I’d like to suggest that today this is no longer an unusual phenomenon and that women are just as capable as men of being the double-dealer in a love triangle.  I offer a very commonplace example, my second cousin Ruby, some years my senior, a pale and fairly insipid girl who aspired neither to obtaining a good education nor to building a career and had only limited interest in becoming a ‘home-maker’ – I realise that this is a very catty description, but Ruby, who certainly won’t be reading it, would as certainly agree that it is accurate if she were to. She bore one man’s child very shortly after her marriage to another man who was not the child’s father and caused both men to come to blows as they competed for her favours.

I suppose what I’m trying to say is that women can give as good as they get and that mistresses who accept martyrdom sugared over with ‘free spiritedness’ have only themselves to blame, particularly today, when the kind of double standard that allowed Lewes to mix with the Victorian literati while George Eliot was obliged to sit at home, completely ostracised, no longer prevails.  Psychologists say that in every relationship there is always one partner who cares more than the other.  I think that perhaps this is the truth that I am trying to explore and I’d suggest that in probably 90% of cases it is the ‘secret’ mistress who cares more for her lover than he for her and that she is deluding herself if she believes otherwise, however noble and ‘pure’ (in the sense of independent of material consideration) she may paint their love.
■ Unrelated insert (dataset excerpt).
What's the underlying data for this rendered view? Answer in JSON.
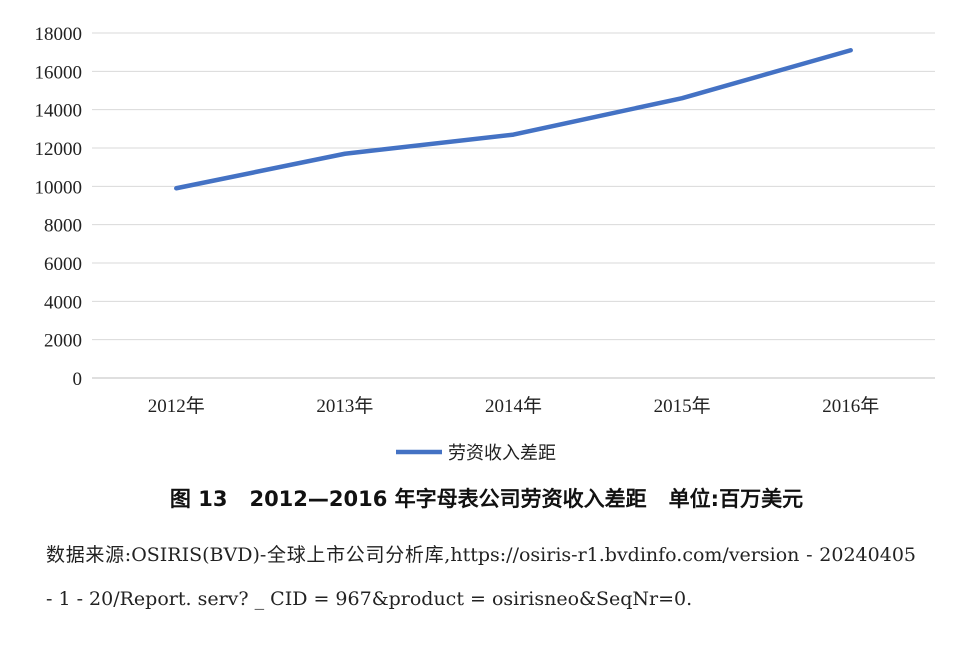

Nevertheless, The Mistress is a book of many delights because of the histories that it recounts and the ideas it expresses, all captured in Victoria Griffin’s very fine prose.  I am sure that it will become a classic, if it is not regarded as one already (hence the reprint).  I recommend it to anyone who is looking for some unusual and gripping non-fiction to read this weekend.  Let me know what you think!